The following summary of the international laws concerning naval blockades is by Marc James Small (firstname.lastname@example.org) and appears here by permission.
The Law of Blockade is governed by two treaties, the first being the Treaty of Paris from 1856 which established the basic principles and to which all major nations adhered save for the US, who did agree to be bound by its terms. (This is the treaty which outlawed privateers, incidentally.) Following the two Hague conferences, it was decided that a further compact was necessary, so a small conference was held in the UK, which resulted in the Declaration of London in 1910; in this case, while all other powers signed it, the British did not, but, as had the Americans in 1856, they agreed to abide by its terms.
The basic scheme is that a blockade, to be legal, MUST be effective: the term is a bit hazy, but, essentially, means that the bulk of enemy and neutral merchant shipping must be subject to being stopped. Once the blockade is LEGAL, then a belligerent ship may STOP a neutral or enemy merchant vessel and inspect it. If the cargo is found to be actual or conditional contraband, it can be seized without payment, though this can only be done once the ship is taken to a friendly port (which may be neutral) and a judicial proceeding is held to confirm that the cargo was indeed "contraband". (If the cargo is not contraband but is, for instance, food, it must be permitted to pass unhindered.)
If the blockade is not a legal and effective one, then a belligerent ship may still stop the merchant vessels of an enemy power, though not those under a neutral flag. The enemy warship may still seize the merchant ship and send it to a friendly port, but they must then PAY the owners for the cargo.

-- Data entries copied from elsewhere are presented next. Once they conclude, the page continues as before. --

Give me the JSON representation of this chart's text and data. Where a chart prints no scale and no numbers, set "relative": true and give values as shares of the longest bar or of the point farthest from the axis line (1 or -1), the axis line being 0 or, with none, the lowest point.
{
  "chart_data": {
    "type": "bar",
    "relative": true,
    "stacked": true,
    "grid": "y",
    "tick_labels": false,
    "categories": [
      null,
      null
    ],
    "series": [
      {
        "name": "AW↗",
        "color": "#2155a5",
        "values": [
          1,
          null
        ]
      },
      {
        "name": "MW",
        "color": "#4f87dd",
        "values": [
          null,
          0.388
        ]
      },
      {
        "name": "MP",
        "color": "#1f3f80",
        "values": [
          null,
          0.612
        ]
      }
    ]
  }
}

You cannot just SINK an enemy ship, under either of these scenarios, unless it attempts armed resistance or flight and, even then, you must make all efforts to use less than deadly force to stop the merchant vessel, such as firing a shot across the bows. You may sink the merchant ship if, and only if, it is in real and imminent danger of recapture by the other guys.

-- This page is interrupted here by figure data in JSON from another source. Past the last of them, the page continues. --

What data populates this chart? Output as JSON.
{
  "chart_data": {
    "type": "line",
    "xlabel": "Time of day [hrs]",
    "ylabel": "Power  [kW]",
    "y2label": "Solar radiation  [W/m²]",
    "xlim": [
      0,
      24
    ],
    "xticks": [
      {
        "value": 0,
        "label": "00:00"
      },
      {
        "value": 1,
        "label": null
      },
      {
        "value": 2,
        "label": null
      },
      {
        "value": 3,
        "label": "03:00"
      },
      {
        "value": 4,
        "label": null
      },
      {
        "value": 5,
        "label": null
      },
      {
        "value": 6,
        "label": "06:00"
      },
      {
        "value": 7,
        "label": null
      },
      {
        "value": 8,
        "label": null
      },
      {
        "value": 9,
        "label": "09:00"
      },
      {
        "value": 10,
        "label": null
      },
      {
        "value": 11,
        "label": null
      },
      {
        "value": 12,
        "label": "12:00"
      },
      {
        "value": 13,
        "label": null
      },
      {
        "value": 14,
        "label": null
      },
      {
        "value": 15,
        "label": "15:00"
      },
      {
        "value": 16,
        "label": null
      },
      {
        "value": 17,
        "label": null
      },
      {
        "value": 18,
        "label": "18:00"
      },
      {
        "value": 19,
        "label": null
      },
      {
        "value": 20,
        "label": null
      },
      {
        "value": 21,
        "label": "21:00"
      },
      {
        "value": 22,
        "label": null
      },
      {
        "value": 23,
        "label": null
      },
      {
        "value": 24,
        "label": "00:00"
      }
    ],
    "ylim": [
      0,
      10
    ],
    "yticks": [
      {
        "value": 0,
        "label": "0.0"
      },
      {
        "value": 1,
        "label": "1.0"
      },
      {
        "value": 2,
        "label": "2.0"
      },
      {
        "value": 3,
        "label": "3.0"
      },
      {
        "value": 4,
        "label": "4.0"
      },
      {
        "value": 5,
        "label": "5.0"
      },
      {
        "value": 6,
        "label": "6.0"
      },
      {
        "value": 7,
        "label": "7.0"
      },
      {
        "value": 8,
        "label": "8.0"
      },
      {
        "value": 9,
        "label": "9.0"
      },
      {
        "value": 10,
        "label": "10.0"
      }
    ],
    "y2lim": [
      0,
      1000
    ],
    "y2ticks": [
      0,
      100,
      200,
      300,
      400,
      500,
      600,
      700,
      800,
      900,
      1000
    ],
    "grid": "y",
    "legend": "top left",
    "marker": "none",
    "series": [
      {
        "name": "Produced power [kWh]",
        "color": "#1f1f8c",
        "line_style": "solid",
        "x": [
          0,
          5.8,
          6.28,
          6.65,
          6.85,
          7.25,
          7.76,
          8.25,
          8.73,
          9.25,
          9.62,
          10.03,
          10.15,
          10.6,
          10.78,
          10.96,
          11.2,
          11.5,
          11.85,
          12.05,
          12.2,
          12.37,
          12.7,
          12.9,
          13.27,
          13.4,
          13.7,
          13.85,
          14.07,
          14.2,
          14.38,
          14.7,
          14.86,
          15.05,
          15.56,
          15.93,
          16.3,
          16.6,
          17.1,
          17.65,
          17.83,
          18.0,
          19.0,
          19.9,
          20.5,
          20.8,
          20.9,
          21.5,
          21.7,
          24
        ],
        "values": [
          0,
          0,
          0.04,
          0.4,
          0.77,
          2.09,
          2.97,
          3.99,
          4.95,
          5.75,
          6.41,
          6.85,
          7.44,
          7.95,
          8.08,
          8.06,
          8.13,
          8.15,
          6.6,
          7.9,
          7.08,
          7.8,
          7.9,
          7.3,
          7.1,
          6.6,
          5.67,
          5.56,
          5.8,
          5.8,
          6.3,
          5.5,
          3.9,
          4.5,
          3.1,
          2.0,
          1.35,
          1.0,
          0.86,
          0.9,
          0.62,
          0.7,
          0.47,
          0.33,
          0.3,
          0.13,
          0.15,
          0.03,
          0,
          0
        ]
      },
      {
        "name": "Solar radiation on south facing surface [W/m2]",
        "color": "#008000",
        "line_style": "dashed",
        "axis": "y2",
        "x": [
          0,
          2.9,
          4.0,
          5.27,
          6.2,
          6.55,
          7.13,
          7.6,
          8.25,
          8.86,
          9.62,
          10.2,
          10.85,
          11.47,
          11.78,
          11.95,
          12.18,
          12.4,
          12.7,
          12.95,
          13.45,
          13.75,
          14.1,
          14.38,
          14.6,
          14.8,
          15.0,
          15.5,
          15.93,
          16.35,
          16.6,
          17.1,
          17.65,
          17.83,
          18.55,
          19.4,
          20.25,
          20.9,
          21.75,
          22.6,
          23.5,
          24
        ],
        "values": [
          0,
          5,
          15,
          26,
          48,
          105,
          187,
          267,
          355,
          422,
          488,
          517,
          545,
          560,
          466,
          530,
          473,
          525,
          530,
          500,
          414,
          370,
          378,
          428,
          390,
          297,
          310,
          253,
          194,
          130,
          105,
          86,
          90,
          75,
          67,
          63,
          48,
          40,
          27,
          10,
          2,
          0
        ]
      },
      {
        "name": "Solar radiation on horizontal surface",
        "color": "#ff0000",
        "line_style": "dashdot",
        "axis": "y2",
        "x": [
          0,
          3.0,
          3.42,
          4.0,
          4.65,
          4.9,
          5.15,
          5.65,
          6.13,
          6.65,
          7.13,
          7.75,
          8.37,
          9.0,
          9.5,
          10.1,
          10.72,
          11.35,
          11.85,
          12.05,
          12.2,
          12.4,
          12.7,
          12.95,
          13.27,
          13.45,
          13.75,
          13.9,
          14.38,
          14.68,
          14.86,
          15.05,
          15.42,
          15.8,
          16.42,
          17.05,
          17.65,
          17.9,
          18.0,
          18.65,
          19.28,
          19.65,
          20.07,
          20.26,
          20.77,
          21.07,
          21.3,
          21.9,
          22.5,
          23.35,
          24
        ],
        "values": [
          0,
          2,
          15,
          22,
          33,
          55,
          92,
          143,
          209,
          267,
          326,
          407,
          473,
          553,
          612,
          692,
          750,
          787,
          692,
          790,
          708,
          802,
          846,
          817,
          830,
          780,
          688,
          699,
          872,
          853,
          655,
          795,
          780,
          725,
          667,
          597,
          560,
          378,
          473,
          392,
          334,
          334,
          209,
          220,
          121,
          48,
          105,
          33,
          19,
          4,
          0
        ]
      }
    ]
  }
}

If you harm the crew or passengers on a merchant vessel, you must provide adequate medical care. If you sink the ship, you must place the crew and passengers "in a place of safety", which is not abandoning them on the high seas in lifeboats. (You may TOW the boats, though, within sight of land and give them a course to the nearest hamlet or village, and then cast them off.)
You will note that both sides violated these rules cheerfully and frequently in both wars, though the violations by one side do not relieve the other of adhering to these provisions. At Nuremburg, the British wished to push the German violations in the specification of charges, but the US ensured that the overall scheme was not reviewed by that tribunal, as we were concerned lest Lockwood, Nimitz, Dick O'Kane and so forth also found themselves in the dock. So, this remains the law today.

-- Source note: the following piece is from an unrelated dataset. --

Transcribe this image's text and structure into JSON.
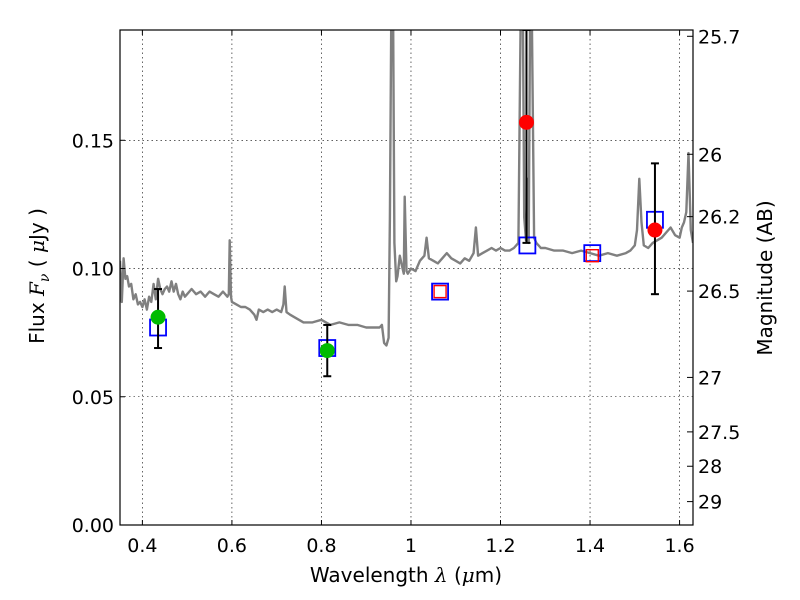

In the case of LUSITANIA, U-20 committed a number of violations -- she was not part of a legal blockade, she did not order LUSITANIA to heave to, she did not ensure that the crew and passengers were in a place of safety, she did not render medical aid, she sunk LUSITANIA although she was making no effort to escape or resist nor was she in danger of recapture, and U-20 employed deadly force without first attempting lesser means to stop the British ship. I recognize the obvious, that U-20 simply COULDN'T do these things, as it would have meant her own destruction. But, might does not make right, nor does necessity excuse a succession of war crimes.